It’s rare these days for mortals to experience the terror of encountering the unspeakably ancient ones. We tend to relate to the old ones via watered-down customs or habits we stopped examining so long ago that they don’t even seem like choices. Not all of the old ones are kind. Most of them want to scare you and control you. There’s one, though, that is older than the others, and that one gives life. You will recognize the smell and the ease and joy that comes upon you, along with the terror.
Imagine a man who thought it was a good idea to wrestle with one of the ancient ones. He had seen the old ones going up and down a ladder to heaven. He knew better than to trifle with the terrible, fierce beings with eyes of fire and unmoving expressions. But he went and wrassled the oldest one. He smelled the life giver and grabbed hold. He didn’t let go. When the morning came, the ancient life-giver without beginning didn’t squash him flat or hasten his journey back to dust. That older than oldest one touched his thigh, and the wrestler limped his whole life after.

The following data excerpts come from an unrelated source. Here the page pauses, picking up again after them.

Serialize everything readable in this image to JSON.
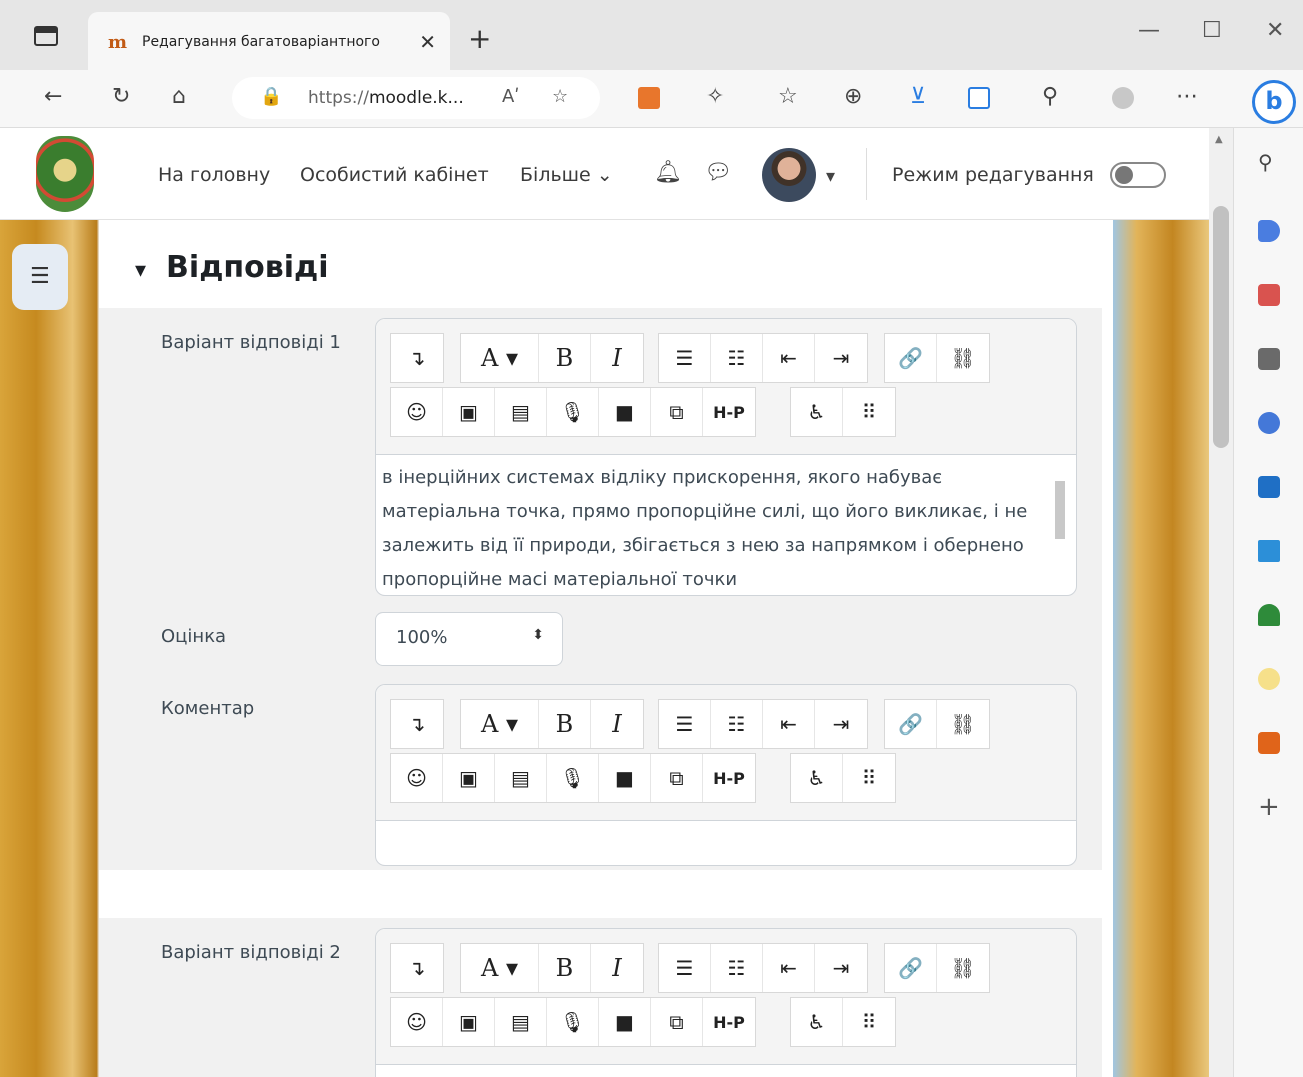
{
  "browser": {
    "tab_title": "Редагування багатоваріантного",
    "tab_favicon": "moodle-icon",
    "url_prefix": "https://",
    "url_host": "moodle.k...",
    "reader_label": "Aʹ",
    "new_tab": "+",
    "window_controls": [
      "—",
      "☐",
      "✕"
    ]
  },
  "navbar": {
    "links": [
      "На головну",
      "Особистий кабінет",
      "Більше"
    ],
    "more_chevron": "⌄",
    "edit_mode_label": "Режим редагування"
  },
  "section": {
    "title": "Відповіді",
    "answers": [
      {
        "label": "Варіант відповіді 1",
        "text": "в інерційних системах відліку прискорення, якого набуває матеріальна точка, прямо пропорційне силі, що його викликає, і не залежить від її природи, збігається з нею за напрямком і обернено пропорційне масі матеріальної точки",
        "grade_label": "Оцінка",
        "grade_value": "100%",
        "feedback_label": "Коментар"
      },
      {
        "label": "Варіант відповіді 2"
      }
    ]
  },
  "editor_toolbar": {
    "row1": [
      "↴",
      "A ▾",
      "B",
      "I",
      "☰",
      "☷",
      "⇤",
      "⇥",
      "🔗",
      "⛓"
    ],
    "row2": [
      "☺",
      "▣",
      "▤",
      "🎙",
      "■",
      "⧉",
      "H-P",
      "♿",
      "⠿"
    ]
  },
  "colors": {
    "accent": "#2a7de1",
    "fieldset_bg": "#f1f1f1",
    "text": "#3e4a54"
  }
}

The story gets weirder. Most people (besides that wrestler and a man with a glowing face and a few prophets who had seen it all) fell flat on their faces when so much as a whisper of the beyond ancient Name sounded in their vicinity. But there was a young woman, hardly grown, an orphan. One of the oldest ones came to her and offered something more than wrestling. The very presence, the very life-giving one would overshadow her, and she, a virgin, would bear a son who would also be beyond ancient, would also be the unspeakable holiness from whom most people flee. Maybe the Psalm was still upon her lips from her youth of study, and the refuge of the wings of the almighty had more shine than a good reputation. It could have gone sour for her, but she chose the holy terror, the supernal joy, of becoming the mother of God.
And here we are, kin to these brave ones, with multitudes between them and us who also chose the unpredictable embrace of the holy to an uninterrupted journey. We call the ones who hold Him “saints,” and we know few of their names. Some are only faces, some only bones, and some only the words of a song we can sing together without knowing whose faithful life brought it forward to us, carrying it, bound up in garments that smelled of the life-giver, across the time they were given and the paths laid at their feet, to deposit their gift into the hands of the next one, and the next. Some of them passed for normal, but all of them had fire in their bones.
I like to remember old things. I like to let my mind carress old places and tales and objects, to learn the shape of the human heart by what captivated it. There’s a limestone impress in an archaeology film I like that makes no sense to me. There’s nothing left of the people who lived there for thousands of years except shards and a few scraps of rope mats and animal bones. My mind goes there to stand and wonder about the ancient ones. And further back, when humans first walked the clay, what must they have thought of the strange ancient ones who tempted and consoled them face to face? For surely at some point it would have all been more straightforward, like with the wrestler and prophet and the mother. There are people still today who withdraw into wildness so they can spit in the eye of the cruel ones and grab hold of the fierce and holy one. But those old places and wild places have a symmetry here, too, in my eddies of work and parenthood and reading. I can’t make myself believe that any of these materials of dailiness insulate me in the least from the old ones.
If I light a prayer candle in my home–sheltered, plentiful, cozy–the light still shines in other people’s darknesses. The watchers in the wilderness grab hold of the bad and good together, putting the bad to flight by the power of the good one. And I, here, unknown as they, offer my weakness as they offer their strength. I grab hold of God like a child, holding His hands, hugging His neck, grabbing His feet, like a child, petulant and naive and foolish but correct. They are the harps of the Spirit, and I am the preschooler who won’t get off Jesus’ foot so He can leave through the door. There’s a ferocity to me, too, in my persistence. I want God to stay with me, even when it means reciprocating.
“Stay with me.” “I’m here.” These are the call and response of family, of friends, of parent and child, of every type of love. No matter how terrible, tremendous, trembling is the presence of the creator, it is most intimate prayer, the desire for which we were made, which was and is and will be fulfilled.
I’m here. I’m here. I’m here. That is the beat of the heart and the soul’s heart that doesn’t stop. It rhymes with “holy,” even when it means reciprocating. Even when those words won’t come to my lips. It’s a through and through prayer, and it’s what I know about the terror and the joy and the ancient ones and the cloud of witnesses. Hold this truth with me for a while until we both know it. If you forget it, pick it back up. It’ll keep.